Data for the labor market in the March-May rolling quarter was weak. Job creation slowed, with a substantial drop in the private payroll. Not only is the slowdown in job creation a concern, but so is its composition, between payroll and self-employed workers. The unemployment rate remained relatively stable, but overstates the improvement in the labor market.
The CPI in June showed a 0.93% monthly variation, below market expectations but the largest for a June since 2008. The 12-month variation increased again by 1 ppt to 12.5%. The pass-through from international prices and the exchange rate is still evident, although with some moderation in some cases. Although there are still no clear signs that inflationary pressures are easing, some indicators could be interpreted as the first signs of inflation moderation.
The first half of July was characterized by the persistent weakness of the peso, which strongly underperformed.
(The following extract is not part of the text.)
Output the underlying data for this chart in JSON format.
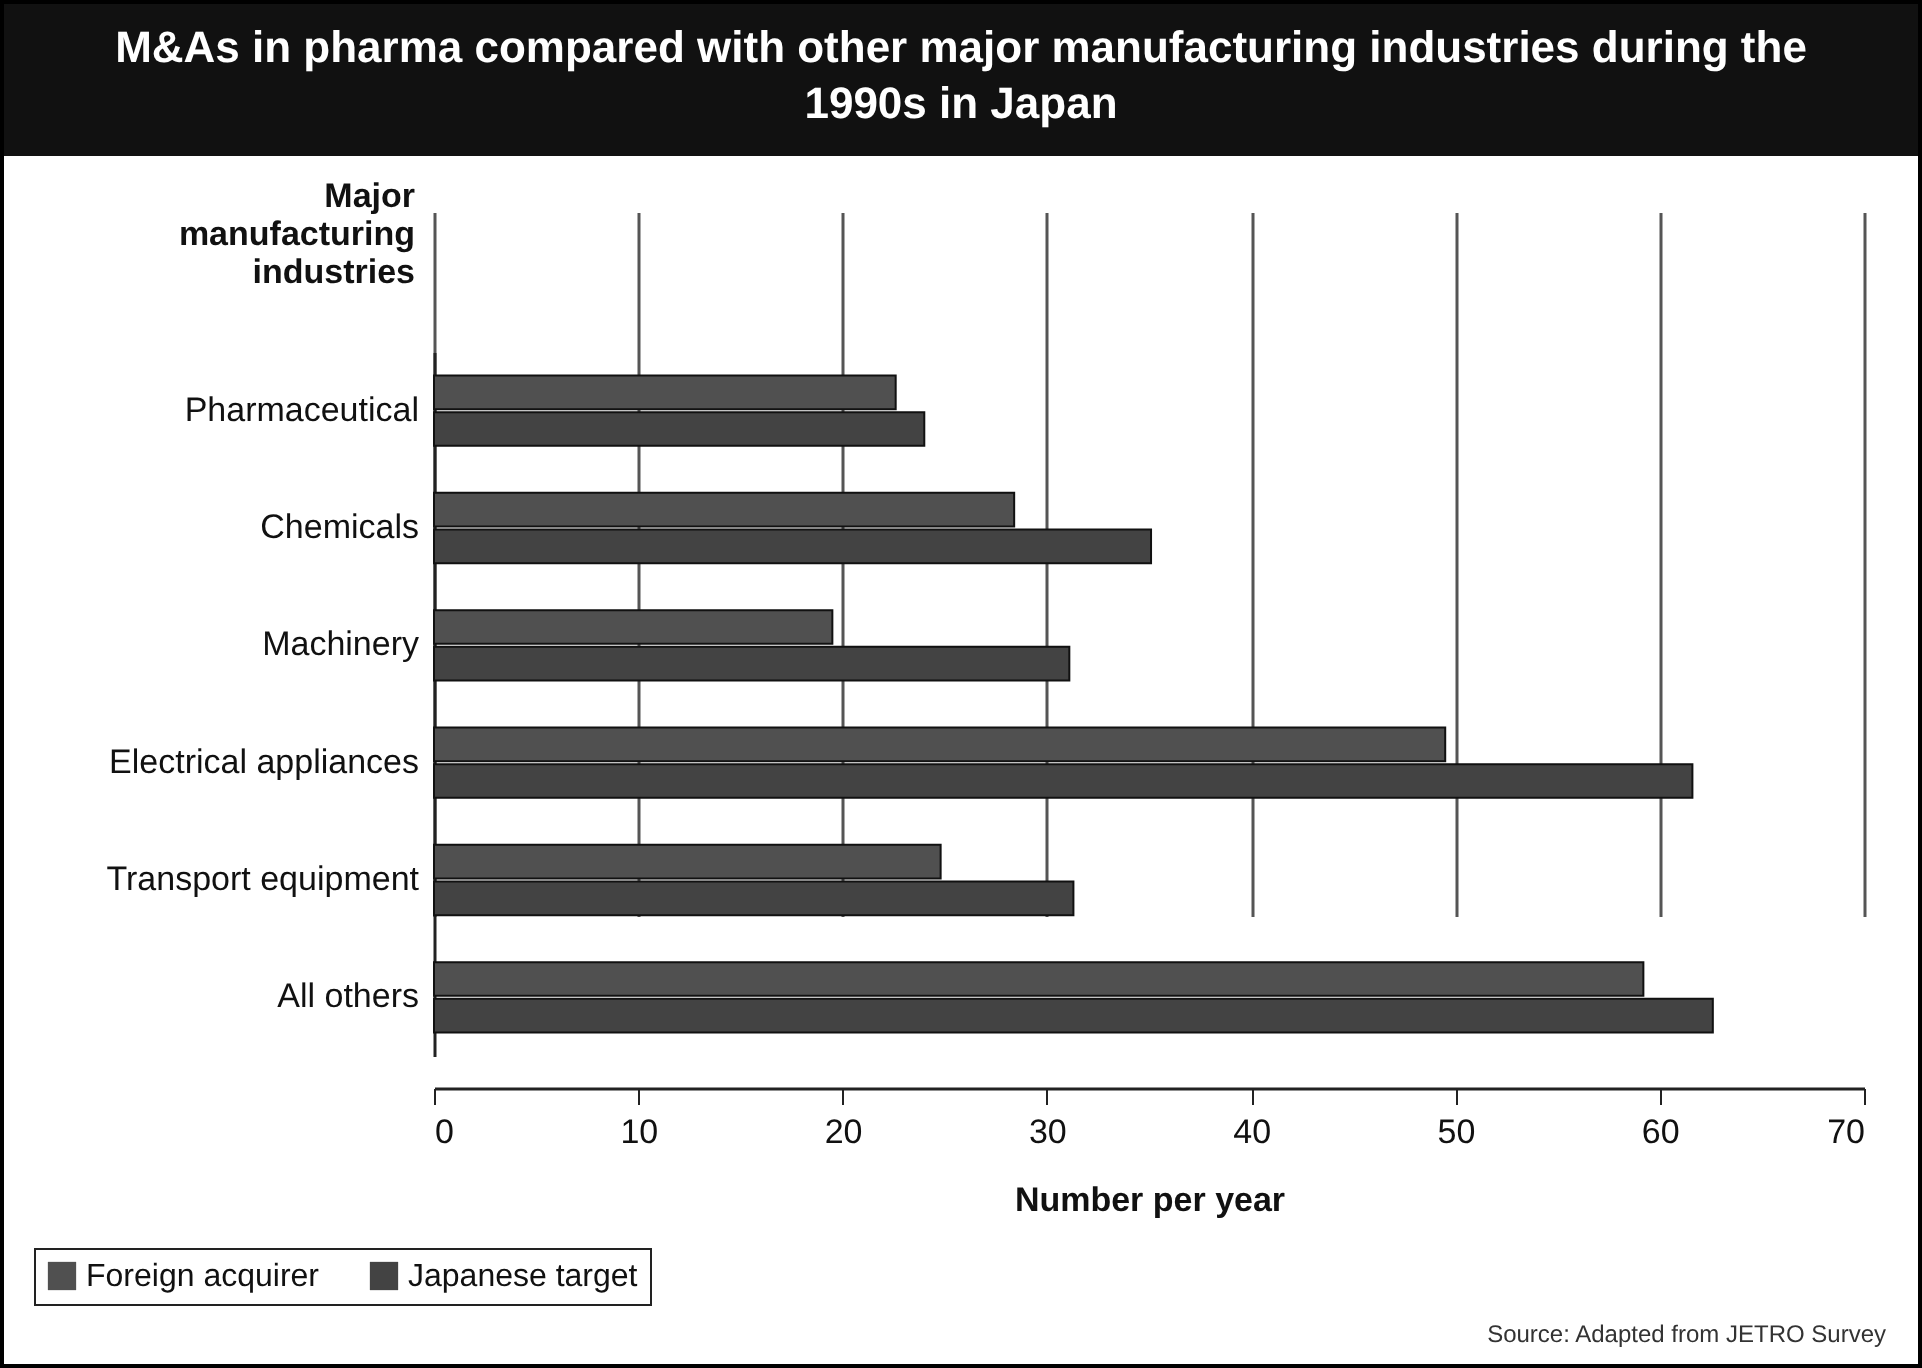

The Minister of Finance, in an unprecedented move, asked the Central Bank to comment on the devaluation. Two days later the Bank in a communiqué said there was no need for intervention, as markets were working properly. Moreover, in its July monetary policy meeting it surprised markets on the downside, and repeated that there was no need for intervention.
Only two days later the Central Bank announced a “program for exchange rate intervention and preemptive provision of liquidity in dollars.” We believe that the quality of the Central Bank's communications has deteriorated. Therefore, it will continue to be hard to anticipate the Central Bank's future decisions, and markets will remain particularly sensitive to both domestic and external news.
With just over six weeks to go until Chile’s constitutional referendum, polls continue to show that a plurality favor rejecting the proposal drafted by the country’s Constitutional Convention. This would be a major blow to President Gabriel Boric’s political fortunes, as he’s staked his reform agenda on the shoulders of the new Constitution.
But the realization that a rejection is in the cards pushed the president last week to announce that, should the “Reject” option triumph, he would immediately send to Congress a constitutional amendment to elect a new Constituent Assembly. The proposal left no one satisfied, and does little to reduce the political uncertainty hammering the markets.